Web APIs and Plotly¶

CS 66: Introduction to Computer Science II¶

References for this lecture¶

Requests module user's guide: https://docs.python-requests.org/en/latest/

Plotly graphing library: https://plotly.com/python/

Exploring data from the COVID API¶

Last time, we got the following code working.

  • if you don't yet have the requests module installed, see the notes from last time on how to do it (and ask for help if you run into any problems!)
  • run this again and make sure you're able to print some data
In [ ]:
import requests

response = requests.get("https://api.covid19api.com/live/country/united-states")

data = response.json()
print(data)

Group Activity Problem 1¶

Explore the data variable you got back.

Answer the following questions about it:

  • What is the format of this data?
  • How many items did you get back?
  • What do you think this data represents?

Group Activity Problem 2¶

Write the line of code that would print the 50th item in the list.

Group Activity Problem 3¶

Write the line of code that prints the state/province/region represented by the 50th item.

Group Activity Problem 4¶

Write the line of code that prints the state/province/region represented by the 50th item along with the date and the number of active COVID cases.

Group Activity Problem 5¶

Write a loop that will print the state/provice/region, date, and active cases for all items.

Group Activity Problem 6¶

Add an if statement to your loop that will make it print the information only if it is for Iowa.

Group Activity Problem 7¶

Now we're going to try accessing some different data from the same Web API service. Notice that the code below is the same, but it uses a different web address - these different web addresses are called endpoints of the API.

In [ ]:
import requests

response = requests.get("https://api.covid19api.com/summary")

data = response.json()
print(data)

Discuss the format of this data - it's not the same as with the other endpoint. This is an example where it's not just a list of dictionaries like we've seen before. What is the type of the outer-most thing (data)? How many countries are represented? Write the answers in your notes.

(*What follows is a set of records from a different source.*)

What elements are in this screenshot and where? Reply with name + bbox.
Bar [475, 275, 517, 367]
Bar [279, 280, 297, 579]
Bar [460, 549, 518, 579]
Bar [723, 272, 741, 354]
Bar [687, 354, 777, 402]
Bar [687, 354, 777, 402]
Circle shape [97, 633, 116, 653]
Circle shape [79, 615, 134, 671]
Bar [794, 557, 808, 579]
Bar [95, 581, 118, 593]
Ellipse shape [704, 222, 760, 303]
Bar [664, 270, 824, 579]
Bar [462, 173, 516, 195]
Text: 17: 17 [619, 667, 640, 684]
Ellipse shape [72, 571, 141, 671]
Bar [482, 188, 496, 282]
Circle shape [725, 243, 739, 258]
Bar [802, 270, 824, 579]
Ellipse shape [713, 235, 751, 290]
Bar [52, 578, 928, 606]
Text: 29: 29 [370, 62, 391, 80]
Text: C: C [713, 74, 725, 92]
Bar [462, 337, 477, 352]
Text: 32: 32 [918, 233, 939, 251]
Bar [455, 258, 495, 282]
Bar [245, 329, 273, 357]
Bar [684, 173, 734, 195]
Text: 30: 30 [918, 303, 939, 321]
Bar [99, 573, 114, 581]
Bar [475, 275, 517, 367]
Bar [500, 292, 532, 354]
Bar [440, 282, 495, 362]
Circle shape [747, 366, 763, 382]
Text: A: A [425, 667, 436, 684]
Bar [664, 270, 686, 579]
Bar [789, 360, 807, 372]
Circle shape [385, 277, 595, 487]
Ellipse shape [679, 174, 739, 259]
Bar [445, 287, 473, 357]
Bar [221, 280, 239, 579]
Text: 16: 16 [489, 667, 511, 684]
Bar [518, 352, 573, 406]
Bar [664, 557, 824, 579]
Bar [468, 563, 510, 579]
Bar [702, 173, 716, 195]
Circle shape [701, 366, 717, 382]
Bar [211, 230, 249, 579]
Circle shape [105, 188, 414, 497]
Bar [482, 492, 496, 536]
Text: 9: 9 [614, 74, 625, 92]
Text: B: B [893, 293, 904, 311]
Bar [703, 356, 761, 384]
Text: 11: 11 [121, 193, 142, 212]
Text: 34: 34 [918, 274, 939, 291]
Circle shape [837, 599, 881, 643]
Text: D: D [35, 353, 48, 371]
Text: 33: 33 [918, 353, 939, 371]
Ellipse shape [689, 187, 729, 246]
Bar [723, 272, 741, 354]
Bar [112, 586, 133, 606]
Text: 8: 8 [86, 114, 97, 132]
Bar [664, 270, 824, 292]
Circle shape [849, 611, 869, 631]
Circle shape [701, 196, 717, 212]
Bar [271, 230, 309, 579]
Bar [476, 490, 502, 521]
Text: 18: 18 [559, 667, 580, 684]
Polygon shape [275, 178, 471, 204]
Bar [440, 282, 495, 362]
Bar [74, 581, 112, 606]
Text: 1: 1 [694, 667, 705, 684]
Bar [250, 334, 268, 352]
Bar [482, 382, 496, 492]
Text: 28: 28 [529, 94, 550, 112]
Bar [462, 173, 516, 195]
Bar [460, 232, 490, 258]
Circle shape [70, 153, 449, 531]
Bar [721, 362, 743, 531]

Note that you can find more endpoints here: https://documenter.getpostman.com/view/10808728/SzS8rjbc

Group Activity Problem 8¶

Write the code that will use the https://api.covid19api.com/summary endpoint to display the number of new deaths from COVID in the United States of America.

Plotly: A Visualization Library¶

Now we're going to use another new Python package: plotly. Plotly is a really neat package for making interactive visualizations from data.

We need to install two new packages to make this work: pandas and plotly:

For these commands - replace python3 with the path to the python executable on your computer (ask for help if you forgot how to do this!)

python3 -m pip install pandas
python3 -m pip install plotly
In [ ]:
import plotly.express as px
import requests


response = requests.get("https://api.covid19api.com/summary")

data = response.json()
country_data = data["Countries"]

fig = px.bar(country_data,x="Country",y="NewConfirmed",title="New Confirmed Cases by Country")
fig.show()

Processing the data to make a better visualization¶

That chart had too many data points - we can't really see what's going on!

Let's loop through the list of countries and only keep the entries that have more than 10000 cases

In [ ]:
import plotly.express as px
import requests


response = requests.get("https://api.covid19api.com/summary")

data = response.json()

display_data = [] #this is where we'll put the records we want to display


for current_country in data["Countries"]:
    if current_country["NewConfirmed"] >= 10000:
        display_data.append(current_country)


fig = px.bar(display_data,x="Country",y="NewConfirmed",title="New Confirmed Cases by Country")
fig.show()

Group Activity Problem 9¶

Try this code to make a plot from the https://api.covid19api.com/live/country/united-states endpoint.

Discuss the following questions

  • what is the difference between px.bar and px.line?
  • why do we plot data here instead of data["Countries"] like in the previous example?
In [ ]:
import plotly.express as px
import requests

response = requests.get("https://api.covid19api.com/live/country/united-states")

data = response.json()
data = data[2:] #the first two data points are erroneous, so you can remove them

fig = px.line(data, x="Date", y="Deaths", color="Province", title='COVID Deaths in the US')
fig.show()

Group Activity Problem 10¶

Try writing a loop like we did with the country-level data to filter out all but Iowa.

Can you make it so that it works with just two or three states?